As line managers, team members and senior leaders, we might learn to act very differently if building confidence was an explicit goal and part of our mindset. Look at at all the ways to build and destry confidence above, and judge yourself against your current behaviours and actions. If someone new joins your team, imagine if you saw your sole goal for the first three months as building their confidence? I suspect you could manage stretch with safety net. You could really seek to discover strengths and exploit them. You could be much clearer and simpler with goals and metrics. You could utilise buddies and other support from elsewhere within the team. And my contention is that this would be one of the simplest and most effective ways available to you to make a step change to your team performance.

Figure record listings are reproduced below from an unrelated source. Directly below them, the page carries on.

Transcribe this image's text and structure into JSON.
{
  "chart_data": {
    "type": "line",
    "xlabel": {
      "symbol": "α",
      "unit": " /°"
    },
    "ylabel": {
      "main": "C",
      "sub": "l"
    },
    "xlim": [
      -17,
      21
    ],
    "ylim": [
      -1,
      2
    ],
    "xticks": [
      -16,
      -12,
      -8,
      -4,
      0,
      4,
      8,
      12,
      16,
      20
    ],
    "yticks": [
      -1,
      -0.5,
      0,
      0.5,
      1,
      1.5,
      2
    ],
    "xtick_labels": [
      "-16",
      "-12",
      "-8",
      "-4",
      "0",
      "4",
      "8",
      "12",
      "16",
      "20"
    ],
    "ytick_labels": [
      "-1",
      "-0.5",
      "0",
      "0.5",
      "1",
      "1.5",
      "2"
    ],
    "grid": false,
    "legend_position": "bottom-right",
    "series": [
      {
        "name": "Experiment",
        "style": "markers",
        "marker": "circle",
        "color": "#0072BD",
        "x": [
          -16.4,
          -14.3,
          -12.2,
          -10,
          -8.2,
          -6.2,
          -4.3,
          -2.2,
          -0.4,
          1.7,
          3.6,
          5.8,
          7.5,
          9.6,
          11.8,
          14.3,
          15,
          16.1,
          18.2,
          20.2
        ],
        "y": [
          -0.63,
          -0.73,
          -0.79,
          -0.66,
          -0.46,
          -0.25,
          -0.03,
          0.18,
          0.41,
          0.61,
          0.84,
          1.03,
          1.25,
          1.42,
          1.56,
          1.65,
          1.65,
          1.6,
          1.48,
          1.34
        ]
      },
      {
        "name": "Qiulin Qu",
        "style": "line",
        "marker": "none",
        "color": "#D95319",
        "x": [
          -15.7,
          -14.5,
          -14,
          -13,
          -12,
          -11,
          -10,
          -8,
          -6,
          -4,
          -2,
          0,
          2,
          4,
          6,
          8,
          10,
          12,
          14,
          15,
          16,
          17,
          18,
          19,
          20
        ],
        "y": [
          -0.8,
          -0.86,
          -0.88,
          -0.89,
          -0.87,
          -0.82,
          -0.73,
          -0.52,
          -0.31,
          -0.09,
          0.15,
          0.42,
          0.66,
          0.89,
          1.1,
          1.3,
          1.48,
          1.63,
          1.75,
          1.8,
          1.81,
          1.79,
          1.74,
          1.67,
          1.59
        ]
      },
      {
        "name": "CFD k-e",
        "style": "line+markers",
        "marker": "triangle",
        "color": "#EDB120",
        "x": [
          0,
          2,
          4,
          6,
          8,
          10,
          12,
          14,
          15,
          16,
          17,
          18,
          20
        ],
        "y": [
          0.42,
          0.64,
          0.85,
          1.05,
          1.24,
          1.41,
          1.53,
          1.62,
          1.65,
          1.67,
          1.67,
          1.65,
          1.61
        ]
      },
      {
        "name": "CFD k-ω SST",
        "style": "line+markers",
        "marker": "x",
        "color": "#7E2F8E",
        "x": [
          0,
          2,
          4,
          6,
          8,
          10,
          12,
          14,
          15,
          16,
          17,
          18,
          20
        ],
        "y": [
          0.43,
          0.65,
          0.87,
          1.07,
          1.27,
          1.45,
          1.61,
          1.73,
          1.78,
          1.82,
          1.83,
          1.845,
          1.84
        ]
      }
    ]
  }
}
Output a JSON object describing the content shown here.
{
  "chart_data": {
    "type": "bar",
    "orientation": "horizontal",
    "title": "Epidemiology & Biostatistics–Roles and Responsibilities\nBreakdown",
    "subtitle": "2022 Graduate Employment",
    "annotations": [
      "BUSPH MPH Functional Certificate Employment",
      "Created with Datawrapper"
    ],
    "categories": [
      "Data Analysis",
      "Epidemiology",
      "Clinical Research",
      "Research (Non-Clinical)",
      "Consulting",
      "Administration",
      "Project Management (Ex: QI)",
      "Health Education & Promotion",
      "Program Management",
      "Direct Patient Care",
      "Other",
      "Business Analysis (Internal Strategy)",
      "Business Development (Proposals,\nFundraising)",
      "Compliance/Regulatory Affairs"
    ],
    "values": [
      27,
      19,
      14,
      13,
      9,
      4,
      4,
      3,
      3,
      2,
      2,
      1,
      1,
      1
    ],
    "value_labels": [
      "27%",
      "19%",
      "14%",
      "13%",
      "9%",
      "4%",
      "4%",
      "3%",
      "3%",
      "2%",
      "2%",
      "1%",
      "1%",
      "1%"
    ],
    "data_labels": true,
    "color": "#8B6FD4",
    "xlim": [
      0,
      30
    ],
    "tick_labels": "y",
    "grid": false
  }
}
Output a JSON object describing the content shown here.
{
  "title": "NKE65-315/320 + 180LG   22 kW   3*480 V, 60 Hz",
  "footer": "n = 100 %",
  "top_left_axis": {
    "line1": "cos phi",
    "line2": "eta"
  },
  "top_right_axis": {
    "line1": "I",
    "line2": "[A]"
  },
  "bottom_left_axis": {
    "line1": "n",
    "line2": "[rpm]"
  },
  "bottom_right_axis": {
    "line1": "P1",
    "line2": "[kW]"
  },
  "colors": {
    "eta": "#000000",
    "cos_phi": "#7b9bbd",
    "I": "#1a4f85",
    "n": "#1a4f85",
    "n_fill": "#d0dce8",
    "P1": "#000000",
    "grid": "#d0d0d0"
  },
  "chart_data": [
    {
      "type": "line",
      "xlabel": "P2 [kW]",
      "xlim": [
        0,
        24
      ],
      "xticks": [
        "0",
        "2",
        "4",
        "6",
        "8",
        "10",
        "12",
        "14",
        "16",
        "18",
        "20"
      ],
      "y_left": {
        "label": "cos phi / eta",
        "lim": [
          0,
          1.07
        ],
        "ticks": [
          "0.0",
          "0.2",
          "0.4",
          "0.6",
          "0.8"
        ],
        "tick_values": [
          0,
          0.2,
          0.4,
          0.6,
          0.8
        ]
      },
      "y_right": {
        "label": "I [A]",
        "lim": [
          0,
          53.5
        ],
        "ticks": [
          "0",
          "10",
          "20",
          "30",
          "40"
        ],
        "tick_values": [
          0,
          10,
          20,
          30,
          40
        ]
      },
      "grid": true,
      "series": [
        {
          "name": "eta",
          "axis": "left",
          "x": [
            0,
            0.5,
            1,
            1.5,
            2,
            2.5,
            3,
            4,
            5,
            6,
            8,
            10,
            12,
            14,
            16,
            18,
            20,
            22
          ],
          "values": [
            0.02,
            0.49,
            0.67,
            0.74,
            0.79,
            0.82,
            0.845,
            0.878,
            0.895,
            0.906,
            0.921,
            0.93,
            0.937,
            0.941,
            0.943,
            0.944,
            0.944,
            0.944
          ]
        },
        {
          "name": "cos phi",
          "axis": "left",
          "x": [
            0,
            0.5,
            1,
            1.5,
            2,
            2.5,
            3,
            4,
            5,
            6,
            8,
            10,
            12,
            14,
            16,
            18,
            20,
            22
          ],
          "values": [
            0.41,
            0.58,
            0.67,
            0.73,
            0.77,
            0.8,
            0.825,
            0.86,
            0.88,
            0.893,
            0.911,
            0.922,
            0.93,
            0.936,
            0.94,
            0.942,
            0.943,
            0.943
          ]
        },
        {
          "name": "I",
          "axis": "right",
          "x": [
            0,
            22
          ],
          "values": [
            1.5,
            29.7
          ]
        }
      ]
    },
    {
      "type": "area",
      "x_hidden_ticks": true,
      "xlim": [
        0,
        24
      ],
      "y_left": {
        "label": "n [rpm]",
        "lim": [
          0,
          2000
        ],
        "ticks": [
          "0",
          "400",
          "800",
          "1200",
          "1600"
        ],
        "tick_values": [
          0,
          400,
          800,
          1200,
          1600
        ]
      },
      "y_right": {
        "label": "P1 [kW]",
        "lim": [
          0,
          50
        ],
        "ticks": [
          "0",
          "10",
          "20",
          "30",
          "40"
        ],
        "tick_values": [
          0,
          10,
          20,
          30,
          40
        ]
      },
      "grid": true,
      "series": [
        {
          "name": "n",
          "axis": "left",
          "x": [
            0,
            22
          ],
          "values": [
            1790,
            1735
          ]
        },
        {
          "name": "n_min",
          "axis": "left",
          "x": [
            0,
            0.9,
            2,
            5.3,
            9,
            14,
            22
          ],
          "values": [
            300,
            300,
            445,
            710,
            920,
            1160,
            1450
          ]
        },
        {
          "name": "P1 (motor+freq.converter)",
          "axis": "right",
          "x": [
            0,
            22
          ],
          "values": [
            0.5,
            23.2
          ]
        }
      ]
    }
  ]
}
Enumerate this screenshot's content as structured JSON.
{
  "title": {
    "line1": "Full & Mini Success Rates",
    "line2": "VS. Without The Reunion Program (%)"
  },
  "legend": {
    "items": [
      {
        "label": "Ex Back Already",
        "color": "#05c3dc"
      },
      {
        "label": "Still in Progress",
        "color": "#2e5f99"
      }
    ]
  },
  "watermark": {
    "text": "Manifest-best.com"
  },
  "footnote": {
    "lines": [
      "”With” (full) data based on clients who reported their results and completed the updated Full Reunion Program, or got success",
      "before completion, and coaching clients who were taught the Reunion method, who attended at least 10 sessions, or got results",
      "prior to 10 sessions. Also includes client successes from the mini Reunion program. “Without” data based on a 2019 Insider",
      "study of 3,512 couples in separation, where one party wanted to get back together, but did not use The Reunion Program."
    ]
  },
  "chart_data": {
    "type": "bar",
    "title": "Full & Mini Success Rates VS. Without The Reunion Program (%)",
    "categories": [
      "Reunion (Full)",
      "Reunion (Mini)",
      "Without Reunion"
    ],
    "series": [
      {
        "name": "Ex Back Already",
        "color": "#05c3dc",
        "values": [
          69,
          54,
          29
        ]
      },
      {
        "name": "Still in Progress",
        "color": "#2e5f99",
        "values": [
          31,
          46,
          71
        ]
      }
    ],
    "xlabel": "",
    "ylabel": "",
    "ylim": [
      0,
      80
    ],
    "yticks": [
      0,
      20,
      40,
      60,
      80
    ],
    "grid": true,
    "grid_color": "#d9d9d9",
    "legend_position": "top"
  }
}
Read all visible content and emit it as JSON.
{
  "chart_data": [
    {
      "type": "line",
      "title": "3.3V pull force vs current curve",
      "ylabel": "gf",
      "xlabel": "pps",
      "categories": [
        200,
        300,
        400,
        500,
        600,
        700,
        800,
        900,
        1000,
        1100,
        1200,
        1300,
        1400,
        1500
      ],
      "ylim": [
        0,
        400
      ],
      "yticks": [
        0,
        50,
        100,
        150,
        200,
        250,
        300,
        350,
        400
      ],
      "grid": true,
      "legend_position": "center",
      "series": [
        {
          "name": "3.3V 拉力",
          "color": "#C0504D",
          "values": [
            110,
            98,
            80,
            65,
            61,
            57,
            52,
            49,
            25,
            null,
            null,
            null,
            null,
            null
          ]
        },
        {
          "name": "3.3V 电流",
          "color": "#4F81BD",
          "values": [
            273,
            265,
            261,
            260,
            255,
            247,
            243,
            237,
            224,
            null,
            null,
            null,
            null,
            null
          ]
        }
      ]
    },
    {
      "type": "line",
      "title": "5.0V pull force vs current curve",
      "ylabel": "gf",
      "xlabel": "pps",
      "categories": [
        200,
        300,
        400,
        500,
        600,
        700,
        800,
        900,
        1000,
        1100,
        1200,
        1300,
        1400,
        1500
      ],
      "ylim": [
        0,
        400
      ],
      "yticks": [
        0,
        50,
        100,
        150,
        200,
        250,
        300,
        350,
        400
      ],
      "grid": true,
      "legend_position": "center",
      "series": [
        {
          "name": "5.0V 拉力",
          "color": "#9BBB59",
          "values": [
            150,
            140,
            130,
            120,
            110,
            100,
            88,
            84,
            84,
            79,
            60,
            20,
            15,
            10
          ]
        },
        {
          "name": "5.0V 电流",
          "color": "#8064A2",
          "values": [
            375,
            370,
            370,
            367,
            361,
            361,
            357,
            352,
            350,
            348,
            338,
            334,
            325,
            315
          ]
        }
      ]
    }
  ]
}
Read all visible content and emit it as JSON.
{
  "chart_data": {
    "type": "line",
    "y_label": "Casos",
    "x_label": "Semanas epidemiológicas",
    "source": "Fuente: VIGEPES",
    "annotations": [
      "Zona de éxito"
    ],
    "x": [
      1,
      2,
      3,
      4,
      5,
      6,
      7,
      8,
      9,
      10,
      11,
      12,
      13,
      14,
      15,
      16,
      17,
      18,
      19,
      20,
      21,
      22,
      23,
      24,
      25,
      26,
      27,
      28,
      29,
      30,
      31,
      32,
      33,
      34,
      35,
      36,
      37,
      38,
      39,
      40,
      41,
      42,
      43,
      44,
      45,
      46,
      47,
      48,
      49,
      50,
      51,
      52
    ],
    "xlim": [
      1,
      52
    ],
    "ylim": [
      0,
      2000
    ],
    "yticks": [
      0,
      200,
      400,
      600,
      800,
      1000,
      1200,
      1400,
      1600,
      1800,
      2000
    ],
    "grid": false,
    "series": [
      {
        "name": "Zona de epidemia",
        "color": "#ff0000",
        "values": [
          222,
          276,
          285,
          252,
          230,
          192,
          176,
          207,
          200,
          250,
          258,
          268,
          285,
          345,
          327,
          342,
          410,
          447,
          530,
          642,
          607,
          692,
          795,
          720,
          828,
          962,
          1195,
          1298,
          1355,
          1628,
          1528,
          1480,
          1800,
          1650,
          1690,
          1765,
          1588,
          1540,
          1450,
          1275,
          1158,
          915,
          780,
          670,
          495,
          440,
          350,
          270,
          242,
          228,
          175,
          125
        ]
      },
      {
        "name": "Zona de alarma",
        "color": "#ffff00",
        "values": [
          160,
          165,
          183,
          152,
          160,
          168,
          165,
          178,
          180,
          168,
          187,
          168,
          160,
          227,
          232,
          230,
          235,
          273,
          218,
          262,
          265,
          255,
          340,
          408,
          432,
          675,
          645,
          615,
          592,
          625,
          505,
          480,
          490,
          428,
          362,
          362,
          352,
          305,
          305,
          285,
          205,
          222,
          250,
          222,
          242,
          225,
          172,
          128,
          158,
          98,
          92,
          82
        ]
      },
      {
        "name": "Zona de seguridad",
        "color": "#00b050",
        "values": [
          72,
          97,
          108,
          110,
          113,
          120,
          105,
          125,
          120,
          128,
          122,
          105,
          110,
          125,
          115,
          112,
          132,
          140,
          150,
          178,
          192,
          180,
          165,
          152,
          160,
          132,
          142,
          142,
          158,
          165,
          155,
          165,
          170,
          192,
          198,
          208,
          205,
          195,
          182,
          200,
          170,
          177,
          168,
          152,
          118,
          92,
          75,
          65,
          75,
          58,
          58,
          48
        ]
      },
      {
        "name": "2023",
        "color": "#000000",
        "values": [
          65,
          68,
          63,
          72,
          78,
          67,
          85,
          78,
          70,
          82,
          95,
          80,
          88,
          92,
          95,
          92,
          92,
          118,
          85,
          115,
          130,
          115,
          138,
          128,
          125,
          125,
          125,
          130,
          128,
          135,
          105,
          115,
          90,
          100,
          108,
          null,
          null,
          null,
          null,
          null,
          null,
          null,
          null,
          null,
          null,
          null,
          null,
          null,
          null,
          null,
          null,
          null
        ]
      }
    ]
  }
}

It could also be a lever to steer and judge HR and the senior leadership. Confidence is lacking in Shell just now, that is so clear. What does a sports chairman do in those circumstances? Fire some of the coaches seems to be the knee jerk reaction, though not normally the most effective one, at least not always and certainly not when it becomes a habit.

Like so many other things, this can apply easily to all of us, whatever our position. Great sports teams have individuals within them, not always the captains or most talented, who serve to build confidence. In your teams, that could be you. Is it today? What will you do about it?

1 comment:

Anonymous said...

My confidence got consigned to room 101 many yeras back. It never came back out.